After all, President Obama got his signature piece of legislation—Obamacare—through Congress strictly on a party line vote. However, President Trump couldbarely even get hismost recent nominee to the Supreme Court confirmed by the Senate on a party line vote.

Moreover, nine years ago, thn Democratic Speaker of the House, Nancy Pelosi demonstrated over-the-top fealty to her party leader’s pet project. “We have to pass the bill so that you can find out what is in it,” she famously said of the Affordable Care Act, otherwise known as Obamacare.

The current outgoing Republican House Speaker Paul Ryan has never been recorded defending Trump Administration policies with such zeal. Some might argue that he has opposed this president more frequently than he ever did the last one, even when he was running against him as the 2012 GOP vice presidential nominee. (Google Paul Ryan on the president’s proposed border wall: He’s all over the map on it.)

Ironically, Dickerson might have found a better example of GOP partisanship, of a sort, during the administration of George W. Bush.

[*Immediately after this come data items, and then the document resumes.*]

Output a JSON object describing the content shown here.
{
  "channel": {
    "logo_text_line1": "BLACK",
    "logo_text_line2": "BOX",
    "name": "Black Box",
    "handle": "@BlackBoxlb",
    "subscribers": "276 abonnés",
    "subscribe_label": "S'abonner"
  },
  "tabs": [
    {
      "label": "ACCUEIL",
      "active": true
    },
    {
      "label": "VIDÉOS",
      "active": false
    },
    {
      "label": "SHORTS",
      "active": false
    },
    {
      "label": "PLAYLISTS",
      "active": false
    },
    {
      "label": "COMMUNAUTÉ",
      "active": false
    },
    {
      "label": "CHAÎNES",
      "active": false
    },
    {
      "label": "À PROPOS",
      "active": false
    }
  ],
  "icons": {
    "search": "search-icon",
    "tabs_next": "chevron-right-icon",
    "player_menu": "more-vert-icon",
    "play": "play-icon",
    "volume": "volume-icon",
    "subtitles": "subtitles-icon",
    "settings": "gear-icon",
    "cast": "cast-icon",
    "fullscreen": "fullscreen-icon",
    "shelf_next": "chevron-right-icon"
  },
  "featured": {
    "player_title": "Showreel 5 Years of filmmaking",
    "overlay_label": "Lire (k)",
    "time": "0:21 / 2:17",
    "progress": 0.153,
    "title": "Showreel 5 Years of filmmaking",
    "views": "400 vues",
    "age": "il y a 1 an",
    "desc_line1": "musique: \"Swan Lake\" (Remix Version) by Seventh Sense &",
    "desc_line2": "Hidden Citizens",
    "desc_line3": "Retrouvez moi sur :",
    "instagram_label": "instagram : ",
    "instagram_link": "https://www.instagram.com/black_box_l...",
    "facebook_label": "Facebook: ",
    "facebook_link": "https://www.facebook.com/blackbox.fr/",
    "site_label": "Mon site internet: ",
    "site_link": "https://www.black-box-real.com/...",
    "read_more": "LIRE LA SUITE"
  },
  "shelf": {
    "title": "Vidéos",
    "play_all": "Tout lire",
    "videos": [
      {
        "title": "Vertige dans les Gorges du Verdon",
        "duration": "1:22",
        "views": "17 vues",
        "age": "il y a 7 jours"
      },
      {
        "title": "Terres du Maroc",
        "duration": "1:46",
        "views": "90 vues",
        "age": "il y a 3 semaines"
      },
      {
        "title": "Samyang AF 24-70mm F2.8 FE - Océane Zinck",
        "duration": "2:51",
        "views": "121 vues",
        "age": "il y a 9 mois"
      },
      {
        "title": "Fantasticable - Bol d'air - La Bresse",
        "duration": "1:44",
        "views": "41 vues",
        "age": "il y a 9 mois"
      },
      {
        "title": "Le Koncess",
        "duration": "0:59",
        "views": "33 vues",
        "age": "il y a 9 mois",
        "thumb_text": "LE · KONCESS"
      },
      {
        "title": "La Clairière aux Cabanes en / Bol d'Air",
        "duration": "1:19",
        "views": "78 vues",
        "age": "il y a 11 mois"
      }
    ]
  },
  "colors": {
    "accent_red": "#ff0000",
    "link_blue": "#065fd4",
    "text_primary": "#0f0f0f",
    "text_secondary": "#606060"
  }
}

At an Accuracy in Academia conference in 2004, Tom Tancredo, then a Republican congressman from Colorado, remembered getting this message from the White House on the Prescription Drug Benefit plan: “We can pass this pretty or we can pass this ugly but we will pass it.”

On the media, Dickerson argues that, like America, it has become polarized. But for polarization to occur, polar opposites must be present in roughly equal force. Yet, other than Fox News, One America News, possibly the Wall Street Journal editorial page and the New York Post, how many remotely conservative media outlets can you name?

Do you have the same problem naming liberal ones?